I have one daughter in her 40s, and one knocking on the door, and another waiting outside that door. I have six grandchildren, two of whom recently celebrated their 21st birthdays, two of whom recently celebrated their 3rd birthday. (I have range. Or my kids do anyway).
I am retired for a couple of years now, something I aspired to but never thought I’d achieve. I am happily married for nearly a dozen years to a woman I knew in college but hadn’t seen for nearly 30 years.
I have been on Medicare for a year and am about to go on Social Security.
I, thankfully, have good health. Though, in a sign of the aging process, I am having cataract surgery later this month, and I won’t mention those two kidney stones in the last year (but even with those I was lucky. No pain with either. Cross your fingers if a third is on its way.)
It really ain’t so bad.
But it is 66, just like that show 100 years ago with two guys tooling around the country in a Corvette. (Sorry to those of a certain -- younger - age. You won't get the reference.)
66 also is a number with other significance. Did you know, for example, 66:
- is a semi-perfect number, being a multiple of a perfect number?
- is the atomic number of dysprosium, a lanthanide?
- is the total number of chapters in the Bible book of Isaiah?
- is the retired jersey number of linebacker Ray Nitschkie of the Green Bay Packers?
But enough of my Wikipedia prowess.
To me 66 is one of those milestone years. I never was concerned about the “0’s”. You know, 20, 30, 40 etc. Those birthdays never bothered me much. For me, it was the “5’s” –25, 35, 45, etc. Those seemed to me to be going over the hump. Call them my Hump Years.
So, 66 is a big number to me. I don’t feel old. I still think I’m that 25-year-old guy I see when I look in the mirror (allow me my fantasies, please, I’m 66). When grey hairs fall on the sheet during my haircut, I ask the barber if she is shedding (even though she’s in her 30s, at most) because I don’t see grey hair on my head when I look in the mirror and it has to be coming from somewhere.
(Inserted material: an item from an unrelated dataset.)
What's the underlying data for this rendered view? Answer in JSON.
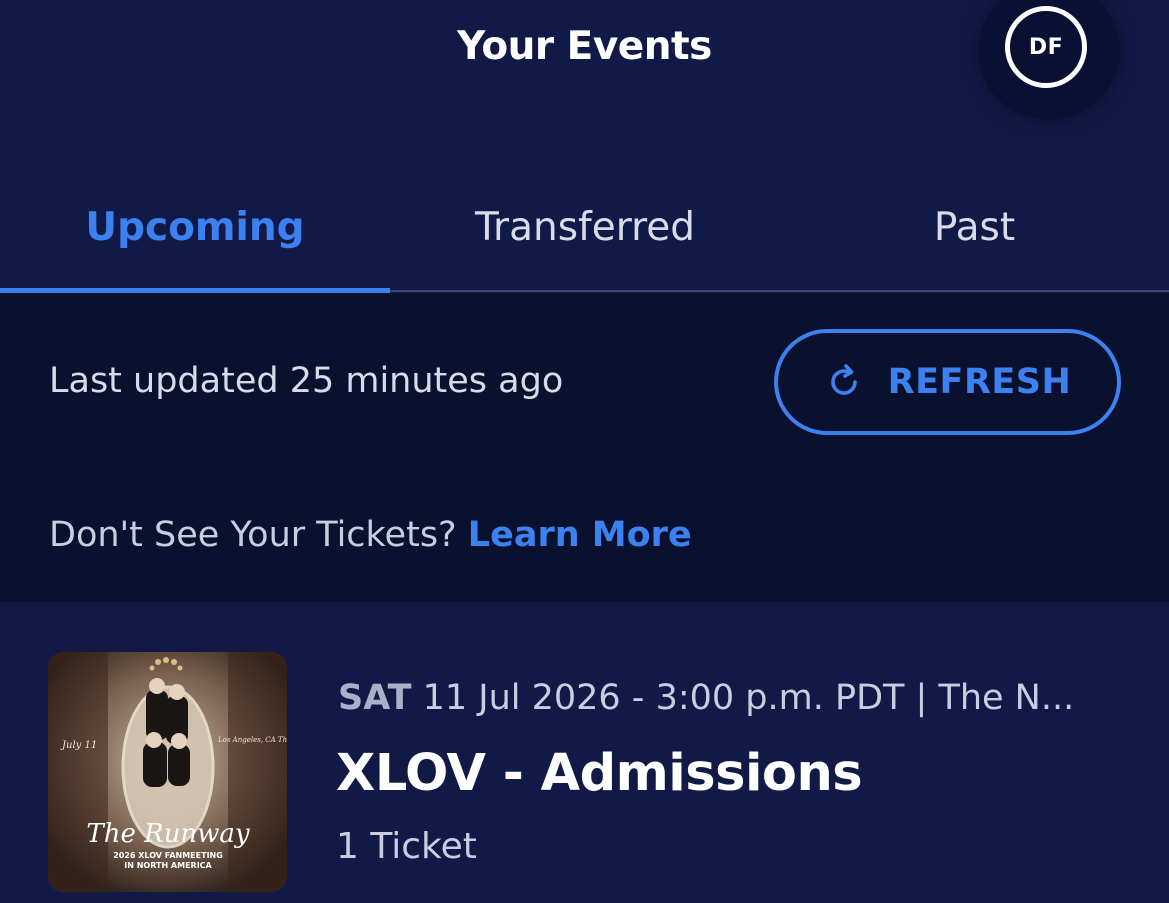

I’ve had a terrific career. I have kids who’ve turned out well and grandchildren who are on their own journeys. And I get to watch. That’s cool.
I’ve made some very good friends, some of whom I've had since have since grammar school and high school, and close friends I made far later in life. I’m very fortunate.
But, it also is 66, which means I can begin to see 70 on the horizon.
70 is one of those “0” years that is a biggie. By then I will have passed my 50th high school reunion – 50! Not sure we’ll have one, pretty sure I’d go. Last time I went to a reunion of childhood friends (just a few years ago), I couldn’t believe how all of them had changed so much. And I hadn’t. (Please, again, allow me my fantasies. I’m 66.)
But at my 50th reunion I’ll see, I hope, fellows who were on the basketball team. Tall athletic, talented guys who almost won the state championship and who will all be 68 years old, like me. I kind of doubt we’ll play a pick-up game, although maybe they've slowed down enough that I can finally keep up with them. And I’ll see all those cute girls I never thought I had a chance with. And, probably still wouldn't.
And I’m looking forward to it all.
It’s far better than the alternative.